Come mai dopo un esame così lungo e meticoloso, si richiede ancora un miracolo?
Secondo l’attuale normativa giuridica, per procedere alla beatificazione di un servo di Dio non martire si richiede un miracolo operato dal Signore per sua intercessione.
Eminenza, potrebbe darci una definizione del miracolo?
Il miracolo è un evento straordinario che supera le leggi della natura, che suppone un intervento speciale di Dio e che è, allo stesso tempo, un segno ed una manifestazione di un messaggio di Dio all’uomo. I miracoli possono essere fisici o morali, ma per le nostre cause e necessario un miracolo fisico; e, se consiste in una guarigione, questa deve essere istantanea, completa e duratura, oltre che inspiegabile secondo le leggi della natura, alla luce delle attuali conoscenze mediche. La Chiesa esige dei miracoli per la beatificazione e canonizzazione perché sono una sorta di “timbro” che Dio appone sul suo servo, con cui garantisce la sua santità. L’esame delle presunte guarigioni miracolose è compiuto prima sotto il profilo scientifico, cioè è studiato dai medici; poi si pronunciano i Consultori teologi, ai quali spetta dire se la guarigione, naturalmente inspiegabile secondo i medici, è o no un vero miracolo, avvenuto per l’intervento del Signore invocato per intercessione del servo di Dio o del beato. Anche nell’esame del miracolo l’ultima parola spetta al Congresso ordinario dei cardinali e vescovi e, infine, al sommo pontefice.

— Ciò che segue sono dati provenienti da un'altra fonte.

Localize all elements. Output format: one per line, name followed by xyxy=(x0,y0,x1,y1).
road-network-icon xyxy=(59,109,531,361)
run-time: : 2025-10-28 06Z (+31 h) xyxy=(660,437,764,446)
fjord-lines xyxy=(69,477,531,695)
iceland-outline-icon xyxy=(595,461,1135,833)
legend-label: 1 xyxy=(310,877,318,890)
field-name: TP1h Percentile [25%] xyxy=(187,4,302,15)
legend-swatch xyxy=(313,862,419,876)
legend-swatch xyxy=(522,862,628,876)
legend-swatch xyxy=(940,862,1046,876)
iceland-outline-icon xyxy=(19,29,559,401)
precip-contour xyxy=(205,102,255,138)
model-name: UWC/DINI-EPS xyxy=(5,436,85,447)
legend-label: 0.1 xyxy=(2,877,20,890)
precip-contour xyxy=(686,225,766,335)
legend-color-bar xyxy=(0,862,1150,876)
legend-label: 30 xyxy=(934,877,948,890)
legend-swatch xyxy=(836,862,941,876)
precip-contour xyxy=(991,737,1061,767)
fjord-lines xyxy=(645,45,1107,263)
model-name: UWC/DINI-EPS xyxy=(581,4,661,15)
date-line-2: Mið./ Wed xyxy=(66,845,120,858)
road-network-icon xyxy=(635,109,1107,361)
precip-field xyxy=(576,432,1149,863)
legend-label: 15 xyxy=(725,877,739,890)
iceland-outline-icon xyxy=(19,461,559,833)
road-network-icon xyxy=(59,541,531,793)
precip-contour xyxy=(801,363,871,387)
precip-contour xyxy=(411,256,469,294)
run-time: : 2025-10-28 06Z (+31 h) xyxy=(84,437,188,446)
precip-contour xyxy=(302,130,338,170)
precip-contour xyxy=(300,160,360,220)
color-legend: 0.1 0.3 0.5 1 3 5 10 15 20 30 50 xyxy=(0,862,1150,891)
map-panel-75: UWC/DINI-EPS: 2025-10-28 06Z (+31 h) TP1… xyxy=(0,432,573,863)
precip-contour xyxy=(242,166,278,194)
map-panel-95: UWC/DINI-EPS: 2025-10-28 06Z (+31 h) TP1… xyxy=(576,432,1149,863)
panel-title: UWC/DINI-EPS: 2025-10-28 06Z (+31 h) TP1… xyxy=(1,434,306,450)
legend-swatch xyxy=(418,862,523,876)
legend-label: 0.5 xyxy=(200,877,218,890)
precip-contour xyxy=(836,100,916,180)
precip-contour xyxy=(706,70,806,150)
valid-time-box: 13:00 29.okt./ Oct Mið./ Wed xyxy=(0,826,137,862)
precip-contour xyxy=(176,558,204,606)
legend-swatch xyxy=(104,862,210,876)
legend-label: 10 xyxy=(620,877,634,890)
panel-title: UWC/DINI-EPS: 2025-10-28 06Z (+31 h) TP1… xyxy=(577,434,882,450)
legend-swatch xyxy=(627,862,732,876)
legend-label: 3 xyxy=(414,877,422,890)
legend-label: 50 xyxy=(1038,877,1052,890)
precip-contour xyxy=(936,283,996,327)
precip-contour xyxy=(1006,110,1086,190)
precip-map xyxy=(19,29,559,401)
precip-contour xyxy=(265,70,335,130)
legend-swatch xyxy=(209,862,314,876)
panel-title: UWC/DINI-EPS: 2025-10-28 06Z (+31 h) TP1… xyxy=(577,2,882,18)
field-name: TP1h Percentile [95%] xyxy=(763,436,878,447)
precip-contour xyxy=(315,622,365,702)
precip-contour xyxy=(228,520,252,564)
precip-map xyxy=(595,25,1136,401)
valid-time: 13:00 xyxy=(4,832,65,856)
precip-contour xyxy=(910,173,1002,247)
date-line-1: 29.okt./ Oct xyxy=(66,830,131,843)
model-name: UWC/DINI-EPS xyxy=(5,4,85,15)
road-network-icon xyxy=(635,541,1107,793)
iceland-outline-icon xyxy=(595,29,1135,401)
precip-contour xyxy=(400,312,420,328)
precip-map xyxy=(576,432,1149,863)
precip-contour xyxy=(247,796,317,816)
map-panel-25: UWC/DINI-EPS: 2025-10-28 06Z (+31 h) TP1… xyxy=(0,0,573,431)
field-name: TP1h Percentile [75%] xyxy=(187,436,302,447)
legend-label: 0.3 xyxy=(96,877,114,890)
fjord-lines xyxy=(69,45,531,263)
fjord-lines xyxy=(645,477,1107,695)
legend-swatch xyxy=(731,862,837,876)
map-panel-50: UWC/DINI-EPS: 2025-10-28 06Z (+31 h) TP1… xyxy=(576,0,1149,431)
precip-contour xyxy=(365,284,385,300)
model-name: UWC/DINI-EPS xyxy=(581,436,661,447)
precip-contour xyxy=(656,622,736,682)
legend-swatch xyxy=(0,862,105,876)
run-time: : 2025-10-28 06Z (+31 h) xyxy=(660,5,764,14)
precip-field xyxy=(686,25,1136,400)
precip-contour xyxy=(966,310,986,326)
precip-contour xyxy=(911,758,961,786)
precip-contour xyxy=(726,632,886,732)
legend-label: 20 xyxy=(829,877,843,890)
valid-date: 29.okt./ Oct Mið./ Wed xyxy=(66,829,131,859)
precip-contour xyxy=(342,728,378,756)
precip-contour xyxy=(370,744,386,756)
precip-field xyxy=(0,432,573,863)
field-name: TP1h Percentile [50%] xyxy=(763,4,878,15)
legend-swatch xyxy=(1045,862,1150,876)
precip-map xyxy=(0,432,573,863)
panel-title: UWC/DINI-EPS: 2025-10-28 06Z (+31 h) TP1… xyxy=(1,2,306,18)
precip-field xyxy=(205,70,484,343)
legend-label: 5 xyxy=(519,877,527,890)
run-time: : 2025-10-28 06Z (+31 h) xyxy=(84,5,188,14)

Ma vale la pena mettere in moto tutto questo enorme lavoro e tutte queste persone per proclamare beati e santi alcuni fedeli?
La Chiesa ritiene di si. I beati e i santi manifestano la vivacità delle Chiese locali, sono «il più grande omaggio, che tutte le Chiese» rendono a Cristo Signore, «la dimostrazione dell’onnipotente presenza del Redentore mediante i frutti di fede, di speranza e di carità [ossia di santità] in uomini e donne di tante lingue e razze, che hanno seguito Cristo nelle varie forme di vocazione cristiana».
E poi le canonizzazioni e beatificazioni hanno una grande importanza pastorale, particolarmente sottolineata da Giovanni Paolo Il: non va infatti dimenticato che una delle linee portanti del suo ministero è stata, sin dall’inizio, la valorizzazione della santità, convinto come è che la «storia della Chiesa è una storia di santità».
Eminenza, un’ultima domanda: quale ruolo ha la santità nella pastorale della Chiesa?
La santità ha un ruolo centrale nella pastorale della comunità cristiana: posto che, come scrive ancora una volta Giovanni Paolo II nella Novo millennio ineunte, «fare programmazione pastorale è una scelta gravida di conseguenze», lo stesso pontefice scrive che «la prospettiva in cui deve farsi tutto il cammino pastorale è quella della santità».